The few words of Arabic that I know seem to soften the impact of the harsh, rational no. How can we explain to them that we have come all this way only to give them humanitarian aid? How can we explain that we are absolutely powerless? How can we tell them that there is no ‘good’ side of the fence? It is hard to beat hundreds of years of European marketing. Especially with limited English sprinkled with some Arabic to make it more humane. Tamam (ar. okay), mazbout (ar. correct), in sha’Allah (ar. God willing), mumkin (ar. maybe) maybe our mission here, if not to change anything, is to let them experience some humanity for a change?

Family & Football

Family for Arabs arguably plays a much more important role in their lives as it does for us neoliberalised Europeans. The concept includes not only the nuclear family, but the extended one too. Unlike us, not only for festivities or funerals do they remember their uncles, grandmas and cousins. Family, extended family is part of day-to-day life. However, now they are about to encounter our legal definition of ‘family’.
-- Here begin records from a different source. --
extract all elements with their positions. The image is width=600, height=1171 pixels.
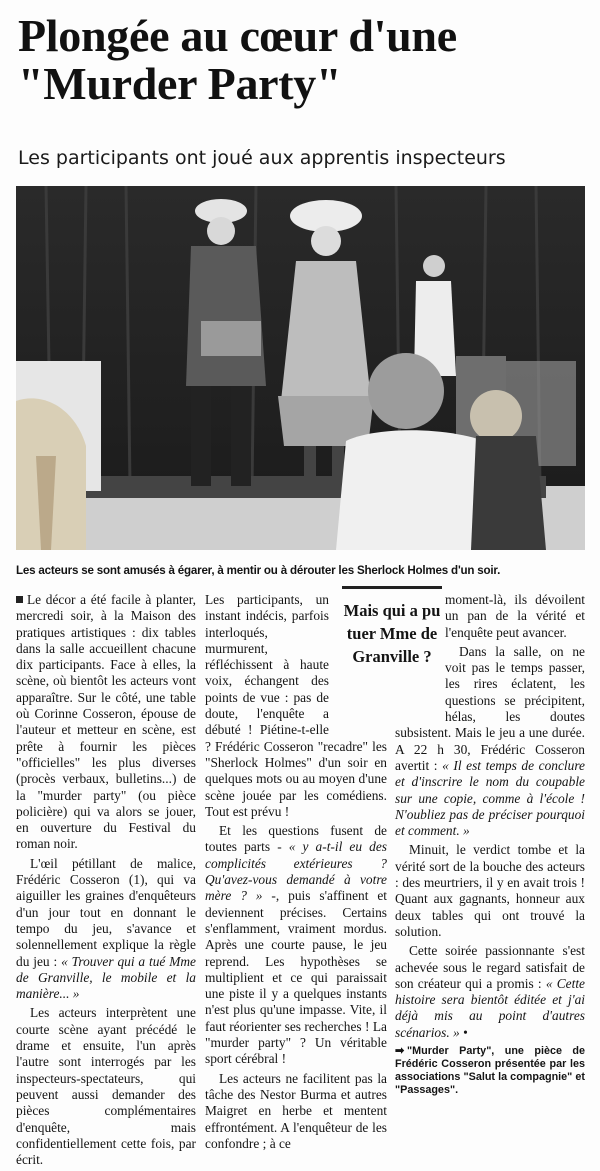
paragraph: L'œil pétillant de malice, Frédéric Cosseron (1), qui va aiguiller les graines d'enquêteurs d'un jour tout en donnant le tempo du jeu, s'avance et solennellement explique la règle du jeu : « Trouver qui a tué Mme de Granville, le mobile et la manière... » bbox=[16, 855, 196, 1002]
paragraph: Les acteurs ne facilitent pas la tâche des Nestor Burma et autres Maigret en herbe et mentent effrontément. A l'enquêteur de les confondre ; à ce bbox=[205, 1070, 387, 1151]
square-bullet-icon bbox=[16, 596, 23, 603]
headline: Plongée au cœur d'une "Murder Party" bbox=[18, 10, 457, 109]
paragraph: Minuit, le verdict tombe et la vérité sort de la bouche des acteurs : des meurtriers, il y en avait trois ! Quant aux gagnants, honneur aux deux tables qui ont trouvé la solution. bbox=[395, 842, 585, 939]
article-photo bbox=[16, 186, 585, 550]
photo-caption: Les acteurs se sont amusés à égarer, à mentir ou à dérouter les Sherlock Holmes d'un soir. bbox=[16, 564, 501, 577]
paragraph: moment-là, ils dévoilent un pan de la vérité et l'enquête peut avancer. bbox=[445, 592, 585, 640]
subheadline: Les participants ont joué aux apprentis inspecteurs bbox=[18, 147, 506, 169]
arrow-right-icon: ➡ bbox=[395, 1045, 405, 1058]
paragraph: Cette soirée passionnante s'est achevée sous le regard satisfait de son créateur qui a promis : « Cette histoire sera bientôt éditée et j'ai déjà mis au point d'autres scénarios. » • bbox=[395, 943, 585, 1040]
column-1 bbox=[16, 592, 196, 1171]
paragraph: Les acteurs interprètent une courte scène ayant précédé le drame et ensuite, l'un après l'autre sont interrogés par les inspecteurs-spectateurs, qui peuvent aussi demander des pièces complémentaires d'enquête, mais confidentiellement cette fois, par écrit. bbox=[16, 1005, 196, 1168]
column-3 bbox=[395, 592, 585, 1097]
paragraph: Les participants, un instant indécis, parfois interloqués, murmurent, réfléchissent à haute voix, échangent des points de vue : pas de doute, l'enquête a débuté ! Piétine-t-elle ? Frédéric Cosseron "recadre" les "Sherlock Holmes" d'un soir en quelques mots ou au moyen d'une scène jouée par les comédiens. Tout est prévu ! bbox=[205, 592, 387, 819]
credit-note: ➡ "Murder Party", une pièce de Frédéric Cosseron présentée par les associations "Salut la compagnie" et "Passages". bbox=[395, 1045, 585, 1097]
paragraph: Et les questions fusent de toutes parts - « y a-t-il eu des complicités extérieures ? Qu'avez-vous demandé à votre mère ? » -, puis s'affinent et deviennent précises. Certains s'enflamment, vraiment mordus. Après une courte pause, le jeu reprend. Les hypothèses se multiplient et ce qui paraissait une piste il y a quelques instants n'est plus qu'une impasse. Vite, il faut réorienter ses recherches ! La "murder party" ? Un véritable sport cérébral ! bbox=[205, 823, 388, 1067]
paragraph: Dans la salle, on ne voit pas le temps passer, les rires éclatent, les questions se précipitent, hélas, les doutes subsistent. Mais le jeu a une durée. A 22 h 30, Frédéric Cosseron avertit : « Il est temps de conclure et d'inscrire le nom du coupable sur une copie, comme à l'école ! N'oubliez pas de préciser pourquoi et comment. » bbox=[395, 643, 585, 839]
paragraph: Le décor a été facile à planter, mercredi soir, à la Maison des pratiques artistiques : dix tables dans la salle accueillent chacune dix participants. Face à elles, la scène, où bientôt les acteurs vont apparaître. Sur le côté, une table où Corinne Cosseron, épouse de l'auteur et metteur en scène, est prête à fournir les pièces "officielles" les plus diverses (procès verbaux, bulletins...) de la "murder party" (ou pièce policière) qui va alors se jouer, en ouverture du Festival du roman noir. bbox=[16, 592, 196, 852]
sidebar-question-box: Mais qui a pu tuer Mme de Granville ? bbox=[342, 586, 442, 727]
column-2 bbox=[205, 592, 387, 1155]
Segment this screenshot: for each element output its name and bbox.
I ask the mother for her passport and those of her children. Even though it is in violation of international law, pushing back refugees has nearly become the new norm. Not when they are with children though. For now. They can apply to European Court of Human Rights (ECHR) for an interim measure which would prevent the host country from pushing them back. Along with the signatures we will send their passport copies to ECHR in hope the court would prevent the mother and her children from being pushed back.
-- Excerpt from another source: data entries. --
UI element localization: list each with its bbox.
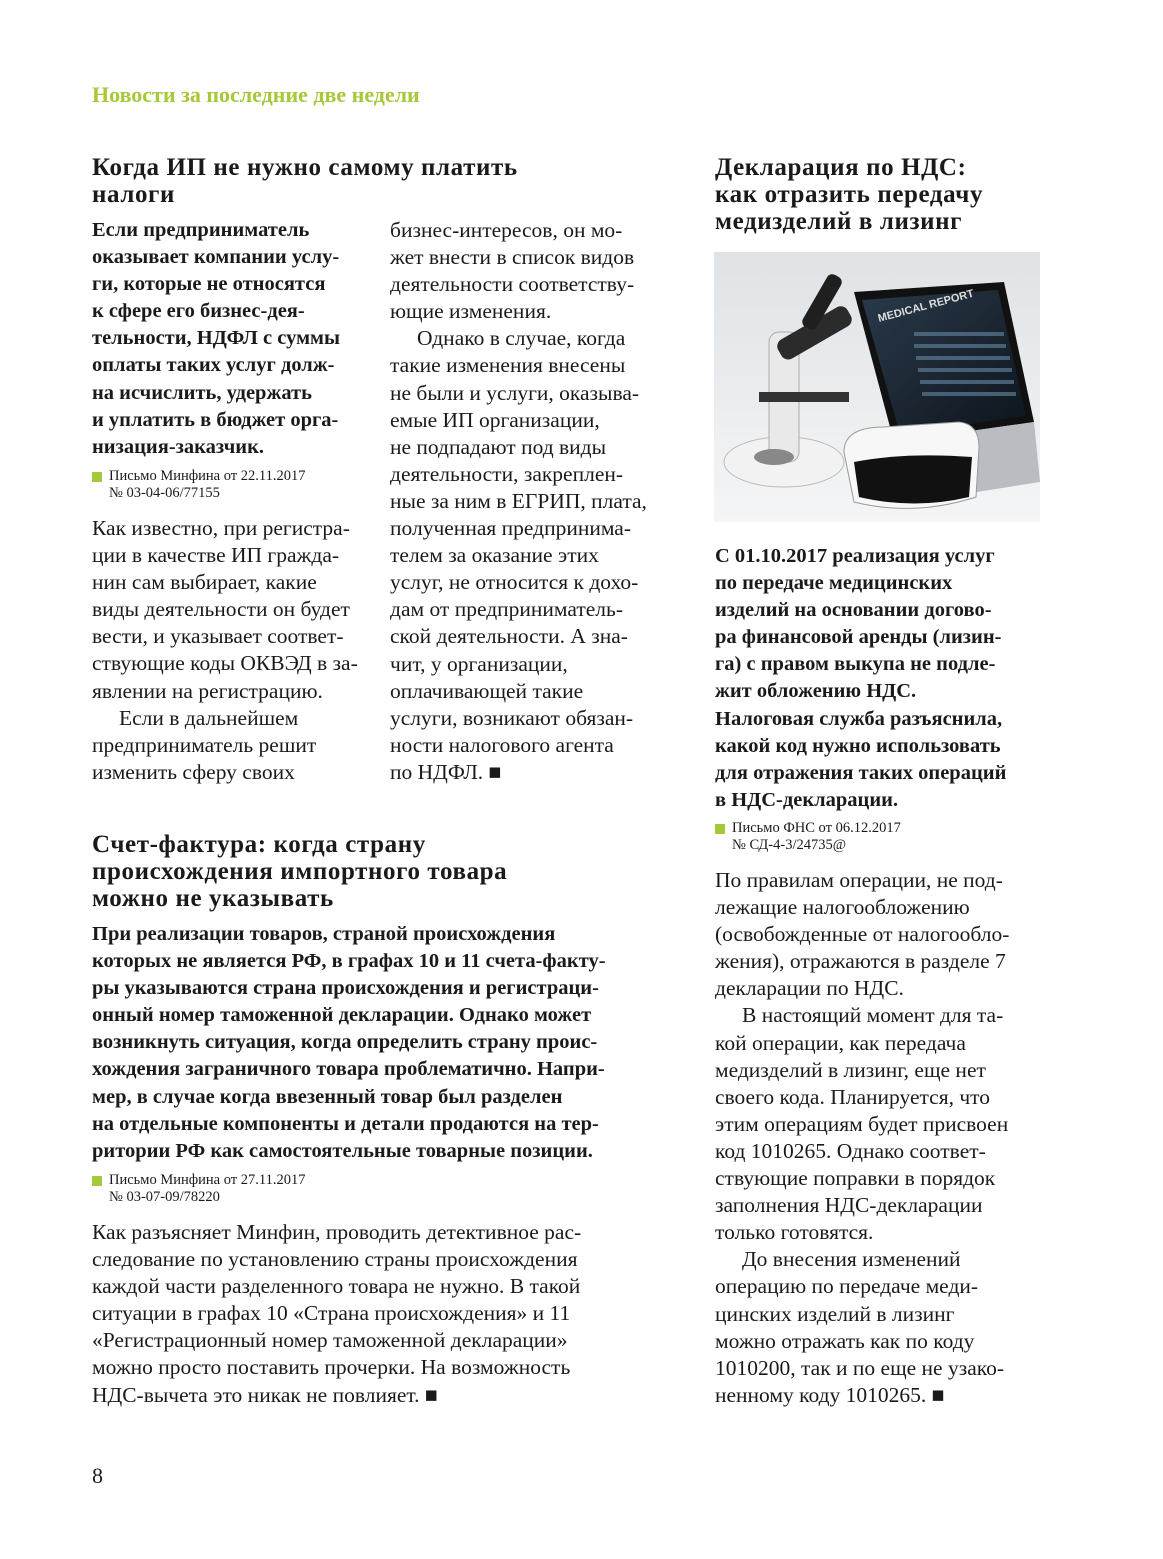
text-line: хождения заграничного товара проблематично. Напри- <box>92 1058 605 1081</box>
text-line: как отразить передачу <box>715 181 984 208</box>
text-line: следование по установлению страны происхождения <box>92 1247 578 1272</box>
text-line: бизнес-интересов, он мо- <box>390 218 623 242</box>
text-line: ющие изменения. <box>390 299 552 324</box>
text-line: налоги <box>92 181 176 208</box>
text-line: каждой части разделенного товара не нужно. В такой <box>92 1274 581 1299</box>
text-line: ги, которые не относятся <box>92 273 326 296</box>
article2-citation <box>92 1172 305 1206</box>
text-line: Как разъясняет Минфин, проводить детективное рас- <box>92 1220 582 1244</box>
text-line: своего кода. Планируется, что <box>715 1084 991 1109</box>
text-line: низация-заказчик. <box>92 435 265 458</box>
article2-body <box>92 1219 581 1409</box>
text-line: лежащие налогообложению <box>715 895 970 920</box>
text-line: деятельности, закреплен- <box>390 461 624 486</box>
text-line: по НДФЛ. ■ <box>390 759 502 784</box>
text-line: можно просто поставить прочерки. На возможность <box>92 1355 571 1380</box>
text-line: заполнения НДС-декларации <box>715 1193 983 1218</box>
text-line: только готовятся. <box>715 1220 874 1245</box>
text-line: ствующие поправки в порядок <box>715 1166 996 1191</box>
text-line: га) с правом выкупа не подле- <box>715 653 996 676</box>
text-line: для отражения таких операций <box>715 761 1007 784</box>
text-line: Счет-фактура: когда страну <box>92 831 426 858</box>
text-line: ности налогового агента <box>390 732 614 757</box>
text-line: С 01.10.2017 реализация услуг <box>715 545 995 567</box>
article1-lead <box>92 217 340 461</box>
text-line: № СД-4-3/24735@ <box>732 837 847 853</box>
text-line: на исчислить, удержать <box>92 381 312 404</box>
text-line: услуг, не относится к дохо- <box>390 570 639 595</box>
article3-body <box>715 867 1009 1409</box>
text-line: ненному коду 1010265. ■ <box>715 1382 945 1407</box>
article1-title <box>92 154 518 208</box>
text-line: изделий на основании догово- <box>715 599 992 622</box>
text-line: дам от предприниматель- <box>390 597 624 622</box>
text-line: операцию по передаче меди- <box>715 1274 979 1299</box>
text-line: какой код нужно использовать <box>715 734 1001 757</box>
text-line: Письмо Минфина от 22.11.2017 <box>109 468 306 484</box>
text-line: При реализации товаров, страной происхождения <box>92 923 556 945</box>
text-line: Если в дальнейшем <box>119 705 299 730</box>
text-line: Однако в случае, когда <box>417 326 626 351</box>
text-line: чит, у организации, <box>390 651 568 676</box>
bullet-square-icon <box>92 472 102 482</box>
text-line: № 03-04-06/77155 <box>109 485 220 501</box>
text-line: 1010200, так и по еще не узако- <box>715 1355 1005 1380</box>
text-line: вести, и указывает соответ- <box>92 624 344 649</box>
text-line: которых не является РФ, в графах 10 и 11 счета-факту- <box>92 950 606 973</box>
image-screen-text: MEDICAL REPORT <box>876 287 976 325</box>
text-line: онный номер таможенной декларации. Однако может <box>92 1004 592 1027</box>
text-line: ствующие коды ОКВЭД в за- <box>92 651 358 676</box>
text-line: виды деятельности он будет <box>92 597 350 622</box>
text-line: код 1010265. Однако соответ- <box>715 1138 986 1163</box>
text-line: Письмо Минфина от 27.11.2017 <box>109 1172 306 1188</box>
text-line: оказывает компании услу- <box>92 246 340 269</box>
text-line: кой операции, как передача <box>715 1030 966 1055</box>
text-line: оплаты таких услуг долж- <box>92 354 335 377</box>
article1-body-col2 <box>390 217 647 786</box>
article1-body-col1 <box>92 515 358 786</box>
text-line: услуги, возникают обязан- <box>390 705 634 730</box>
text-line: полученная предпринима- <box>390 516 632 541</box>
text-line: ные за ним в ЕГРИП, плата, <box>390 488 647 513</box>
text-line: предприниматель решит <box>92 732 317 757</box>
text-line: (освобожденные от налогообло- <box>715 922 1010 947</box>
text-line: В настоящий момент для та- <box>742 1003 1004 1028</box>
text-line: происхождения импортного товара <box>92 858 508 885</box>
bullet-square-icon <box>715 824 725 834</box>
text-line: в НДС-декларации. <box>715 788 899 811</box>
article2-title <box>92 831 507 912</box>
text-line: Если предприниматель <box>92 219 310 241</box>
text-line: Декларация по НДС: <box>715 154 967 181</box>
text-line: медизделий в лизинг <box>715 208 963 235</box>
text-line: Как известно, при регистра- <box>92 516 350 540</box>
text-line: медизделий в лизинг, еще нет <box>715 1057 986 1082</box>
text-line: оплачивающей такие <box>390 678 584 703</box>
text-line: не подпадают под виды <box>390 434 607 459</box>
text-line: нин сам выбирает, какие <box>92 570 317 595</box>
text-line: «Регистрационный номер таможенной декларации» <box>92 1328 568 1353</box>
section-header: Новости за последние две недели <box>92 82 420 107</box>
text-line: жит обложению НДС. <box>715 680 917 703</box>
text-line: ской деятельности. А зна- <box>390 624 628 649</box>
text-line: на отдельные компоненты и детали продаются на тер- <box>92 1112 599 1135</box>
text-line: жения), отражаются в разделе 7 <box>715 949 1006 974</box>
text-line: До внесения изменений <box>742 1247 961 1272</box>
text-line: Налоговая служба разъяснила, <box>715 707 1003 730</box>
text-line: и уплатить в бюджет орга- <box>92 408 339 431</box>
text-line: НДС-вычета это никак не повлияет. ■ <box>92 1382 438 1407</box>
page-number: 8 <box>92 1463 103 1488</box>
text-line: № 03-07-09/78220 <box>109 1189 220 1205</box>
text-line: цинских изделий в лизинг <box>715 1301 955 1326</box>
text-line: ции в качестве ИП гражда- <box>92 543 340 568</box>
text-line: жет внести в список видов <box>390 245 635 270</box>
text-line: ры указываются страна происхождения и регистраци- <box>92 977 599 1000</box>
article3-title <box>715 154 983 235</box>
text-line: ритории РФ как самостоятельные товарные позиции. <box>92 1139 593 1162</box>
text-line: деятельности соответству- <box>390 272 635 297</box>
text-line: емые ИП организации, <box>390 407 600 432</box>
article2-lead <box>92 921 606 1165</box>
text-line: ситуации в графах 10 «Страна происхождения» и 11 <box>92 1301 571 1326</box>
text-line: возникнуть ситуация, когда определить страну проис- <box>92 1031 598 1054</box>
text-line: мер, в случае когда ввезенный товар был разделен <box>92 1085 563 1108</box>
text-line: по передаче медицинских <box>715 572 953 595</box>
text-line: к сфере его бизнес-дея- <box>92 300 305 323</box>
text-line: не были и услуги, оказыва- <box>390 380 640 405</box>
text-line: этим операциям будет присвоен <box>715 1111 1009 1136</box>
bullet-square-icon <box>92 1176 102 1186</box>
article3-citation <box>715 820 901 854</box>
article3-lead <box>715 543 1006 814</box>
text-line: Письмо ФНС от 06.12.2017 <box>732 820 901 836</box>
text-line: явлении на регистрацию. <box>92 678 323 703</box>
article3-photo <box>714 252 1040 522</box>
text-line: изменить сферу своих <box>92 759 295 784</box>
text-line: По правилам операции, не под- <box>715 868 1003 892</box>
text-line: можно не указывать <box>92 885 334 912</box>
text-line: можно отражать как по коду <box>715 1328 975 1353</box>
article1-citation <box>92 468 305 502</box>
text-line: телем за оказание этих <box>390 543 599 568</box>
text-line: такие изменения внесены <box>390 353 626 378</box>
text-line: декларации по НДС. <box>715 976 904 1001</box>
text-line: тельности, НДФЛ с суммы <box>92 327 341 350</box>
text-line: Когда ИП не нужно самому платить <box>92 154 518 181</box>
text-line: ра финансовой аренды (лизин- <box>715 626 1002 649</box>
But what about the men? All seven members of the group consider themselves family. Back in Syria, but here you are not. After our deliberate yet failing attempts to communicate this new notion of family to the group they still do not get it. One approaches me for clarification. Using signs, body language and a few English words I show him that the mother and children should be okay, but for the men it is a distant maybe. He still refuses to comprehend. I tell him that when the men get caught by our border guards, the guards might detain them, but most likely will push them back to Belarus. He looks puzzled in disbelief. Desperately, I tell him “you know, it’s like football”. He smiles painfully, then laughs and nods. He finally understood – this is a just a game. He, they are the game.

As puzzled as they are we take our leave. As for their fate, in sha’Allah.

The Syrian girl walking in the forest.

Sisyphus

On the way back there is plenty to ponder. No, there is no feeling of heroism, no lightheadedness. What is the point? What, if anything, did we accomplish? What will happen to these people?

It feels like a job Sisyphus would have been happy to take on. And repeating it, and repeating it. Repeat we will have to, because this “migrant crisis” or how the Lithuanian media prefers to word it “illegal migrant crisis” is not a crisis with a finite ending. With climate and ecological breakdown comes economic breakdown and ultimately the breakdown of the conditions to sustain human life.

This is just the very beginning. There will be millions upon millions more running for their lives. The only question is, will we, the fortunate, remain human in the process? There are no easy and painless solutions. Having a good heart will not suffice. In order to stay human, in order to live peacefully, we will have to relearn hospitality and incur costs.

Till then, someone will have to navigate that thin road between illegality and inhumanity. Even if it is a job fitting Sisyphus.